You have taken many liberties in this design especially on the layout but, I think a significant concern is something you inadvertently hinted at in the 2nd comment under the question: -
High current is also upto 500mA
So, you expect an output current up to 500 mA. That's at 12 volts hence, the input current into the booster is going to be a lot more that 500 mA. You say this in another comment: -
Input Voltage is 3.7volts (cell supplied) and output should be
So, making the assumption that power out is 90% of power in, it seems like your input supply current from the 3.7 volt battery will be about 1.8 amps.
Then you say that the input to the booster is controlled by a transistor and I see an FMMT720 BJT where the collector feeds your boost circuit. From the FMMT720 data-sheet I see this graph and on it I've redlined where 1.8 amps occurs: -
So, unless you are driving the base at a pretty good level the transistor will be dropping several hundred millivolts when supplying 1.8 amps. This means that the terminal voltage reaching your booster circuit is not 3.7 volts but maybe only 3.4 volts and that now means that your input current is required to be about 2 amps (to sustain the output load) and, that will drop even more voltage across the transistor and things will not end well (a downward spiral you could say).

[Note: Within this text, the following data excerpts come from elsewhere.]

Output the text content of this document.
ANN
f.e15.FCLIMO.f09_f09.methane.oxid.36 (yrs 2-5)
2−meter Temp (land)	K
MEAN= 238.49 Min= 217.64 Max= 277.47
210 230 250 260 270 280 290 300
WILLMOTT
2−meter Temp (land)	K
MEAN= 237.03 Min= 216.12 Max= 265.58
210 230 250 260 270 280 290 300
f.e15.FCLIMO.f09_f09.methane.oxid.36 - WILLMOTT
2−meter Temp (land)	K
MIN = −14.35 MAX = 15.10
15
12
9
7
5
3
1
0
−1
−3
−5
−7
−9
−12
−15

But what about the inductor: -
It's only rated at 0.88 amps and that's a lot less than 1.8 amps. In addition, there is the maximum DC resistance of 0.23 Ω to consider. OK it's a max value but, typically it might be 0.2 Ω and, with 1.8 amps flowing, the DC volt drop is 0.36 volts and that another reduction in the input supply voltage. You might be realistically operating with an effective input voltage of only 3.0 volts and that requires an input current of over 2.2 amps to be able to supply a load of 500 mA on the 12 volt output. And also, the data sheet for the chip says the recommended maximum inductor value is 22 μH; yours is 33 μH.
In my opinion, that ain't gonna happen.
It's a perfect storm of wrong components, miscalculation and terrible PCB layout.